Engagement für das Menschenrecht auf Wasser

Die Wasserknappheit gehört zu den größten Herausforderungen für die Umwelt. Staudämme und künstliche Bewässerungssysteme sollen die Wasserversorgung in trockenen Gebieten sicherstellen. Eine übermäßige Bewässerung ist jedoch vielerorts eine der Gründe für sinkende Grundwasserspiegel. Verschmutztes und verseuchtes Wasser trägt wesentlich zur Entstehung und Verbreitung von Infektionskrankheiten bei. Nur knapp 56% der indischen Bevölkerung hat Zugang zu sanitären Anlagen.

Viva con Agua engagiert sich daher im Zuge der Projektmaßnahmen für die Sensibilisierung der Menschen zum Thema “Menschenrecht auf Wasser”. Die freudvollen Aktionen sollen am Ende in konkreten Aktionsplänen für Wasserprojekte enden. Das Projekt erstreckt sich über die sechs Bundesstaaten Madhya Pradesh, Uttar Pradesh, Chattisgarh, Odisha, Bihar und Jharkhand.

Nepal

Nachdem ein 2012 von Viva con Agua und der Welthungerhilfe (WHH) gestartetes Wasserprojekt in Nordindien überraschend schnell großartige Erfolge feierte, weiteten wir das Projekt aus und erreichten den Süden von Nepal.
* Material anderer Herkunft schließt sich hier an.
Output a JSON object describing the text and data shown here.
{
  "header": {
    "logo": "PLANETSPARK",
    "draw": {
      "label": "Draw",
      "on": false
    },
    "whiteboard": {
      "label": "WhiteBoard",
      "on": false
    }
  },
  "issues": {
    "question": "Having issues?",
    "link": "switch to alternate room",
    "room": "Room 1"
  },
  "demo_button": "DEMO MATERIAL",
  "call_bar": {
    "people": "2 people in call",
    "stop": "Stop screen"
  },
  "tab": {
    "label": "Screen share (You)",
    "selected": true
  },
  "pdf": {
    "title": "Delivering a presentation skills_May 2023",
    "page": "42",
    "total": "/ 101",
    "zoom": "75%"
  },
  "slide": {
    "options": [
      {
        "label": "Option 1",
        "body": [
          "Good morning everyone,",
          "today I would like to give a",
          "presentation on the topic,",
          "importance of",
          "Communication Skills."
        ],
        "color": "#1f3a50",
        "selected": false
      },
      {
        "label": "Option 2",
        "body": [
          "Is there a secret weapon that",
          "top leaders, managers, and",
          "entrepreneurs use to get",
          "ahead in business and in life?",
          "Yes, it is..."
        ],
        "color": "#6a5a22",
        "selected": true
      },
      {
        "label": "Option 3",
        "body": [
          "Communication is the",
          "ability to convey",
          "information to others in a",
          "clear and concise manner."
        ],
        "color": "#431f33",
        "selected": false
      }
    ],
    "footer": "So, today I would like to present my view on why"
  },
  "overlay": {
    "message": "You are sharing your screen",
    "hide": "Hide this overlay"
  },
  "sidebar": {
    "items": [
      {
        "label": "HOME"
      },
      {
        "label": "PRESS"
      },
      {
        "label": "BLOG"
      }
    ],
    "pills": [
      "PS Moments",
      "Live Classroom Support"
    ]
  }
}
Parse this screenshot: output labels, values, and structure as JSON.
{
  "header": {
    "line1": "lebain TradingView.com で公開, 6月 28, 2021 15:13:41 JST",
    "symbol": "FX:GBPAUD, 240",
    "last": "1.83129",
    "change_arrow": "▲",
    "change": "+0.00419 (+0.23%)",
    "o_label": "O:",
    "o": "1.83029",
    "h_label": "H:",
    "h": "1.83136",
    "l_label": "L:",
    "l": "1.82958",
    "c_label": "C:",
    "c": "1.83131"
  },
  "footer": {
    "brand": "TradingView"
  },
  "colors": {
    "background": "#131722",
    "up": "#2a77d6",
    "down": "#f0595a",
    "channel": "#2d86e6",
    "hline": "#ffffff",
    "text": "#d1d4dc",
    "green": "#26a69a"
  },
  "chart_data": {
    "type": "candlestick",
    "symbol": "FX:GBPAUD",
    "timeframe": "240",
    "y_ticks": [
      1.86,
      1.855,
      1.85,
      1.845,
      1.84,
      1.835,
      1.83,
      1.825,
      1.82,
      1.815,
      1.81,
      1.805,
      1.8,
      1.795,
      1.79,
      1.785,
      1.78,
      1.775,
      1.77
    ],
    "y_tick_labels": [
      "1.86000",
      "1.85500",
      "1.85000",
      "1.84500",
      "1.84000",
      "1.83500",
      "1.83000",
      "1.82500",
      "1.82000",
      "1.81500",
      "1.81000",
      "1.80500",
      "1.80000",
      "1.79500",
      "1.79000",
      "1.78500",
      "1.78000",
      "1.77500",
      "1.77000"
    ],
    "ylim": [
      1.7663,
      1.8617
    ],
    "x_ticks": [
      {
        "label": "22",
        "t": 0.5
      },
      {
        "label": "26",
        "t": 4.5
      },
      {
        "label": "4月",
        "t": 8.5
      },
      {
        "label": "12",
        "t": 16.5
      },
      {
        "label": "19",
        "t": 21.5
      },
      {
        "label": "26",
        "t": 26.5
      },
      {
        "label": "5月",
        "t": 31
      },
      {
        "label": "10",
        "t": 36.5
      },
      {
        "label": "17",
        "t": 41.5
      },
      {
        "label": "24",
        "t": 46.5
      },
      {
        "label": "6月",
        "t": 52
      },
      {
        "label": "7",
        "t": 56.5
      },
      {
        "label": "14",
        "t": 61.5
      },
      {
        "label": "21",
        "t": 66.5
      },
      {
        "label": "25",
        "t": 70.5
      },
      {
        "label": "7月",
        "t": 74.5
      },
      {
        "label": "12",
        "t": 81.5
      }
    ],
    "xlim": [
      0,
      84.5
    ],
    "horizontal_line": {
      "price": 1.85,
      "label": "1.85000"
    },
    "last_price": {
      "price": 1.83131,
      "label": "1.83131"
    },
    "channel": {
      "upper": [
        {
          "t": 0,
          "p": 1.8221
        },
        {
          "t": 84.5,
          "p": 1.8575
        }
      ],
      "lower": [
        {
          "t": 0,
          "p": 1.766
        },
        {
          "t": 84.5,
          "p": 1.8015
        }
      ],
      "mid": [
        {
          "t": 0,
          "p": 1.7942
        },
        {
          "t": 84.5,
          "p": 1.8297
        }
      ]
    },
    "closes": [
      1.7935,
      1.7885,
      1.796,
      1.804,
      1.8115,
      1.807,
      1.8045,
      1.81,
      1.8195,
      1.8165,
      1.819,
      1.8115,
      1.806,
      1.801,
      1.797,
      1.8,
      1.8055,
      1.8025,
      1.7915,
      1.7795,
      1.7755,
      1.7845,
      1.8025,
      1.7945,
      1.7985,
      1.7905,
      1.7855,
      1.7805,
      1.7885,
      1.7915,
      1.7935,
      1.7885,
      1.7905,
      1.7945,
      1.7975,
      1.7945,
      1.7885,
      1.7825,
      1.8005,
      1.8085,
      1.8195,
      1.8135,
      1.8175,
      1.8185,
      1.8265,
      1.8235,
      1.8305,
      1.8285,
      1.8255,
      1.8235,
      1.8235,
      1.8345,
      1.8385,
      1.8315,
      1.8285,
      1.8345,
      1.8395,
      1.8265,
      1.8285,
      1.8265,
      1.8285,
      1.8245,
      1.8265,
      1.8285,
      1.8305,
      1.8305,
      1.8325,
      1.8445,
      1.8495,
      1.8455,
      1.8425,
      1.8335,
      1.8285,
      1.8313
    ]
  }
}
 Inzwischen unterstützen wir gemeinsam mit der WHH und der lokalen Partnerorganisation RRN (Rural Reconstruction Nepal) Projekte im ländlichen Raum Nepals.

Im Projektgebiet Chitwan stehen Schulkinder, Mädchen und Frauen im Fokus, da besonders sie durch einen nicht adäquaten Zugang zu sanitären Anlagen und sauberem Trinkwasser benachteiligt werden.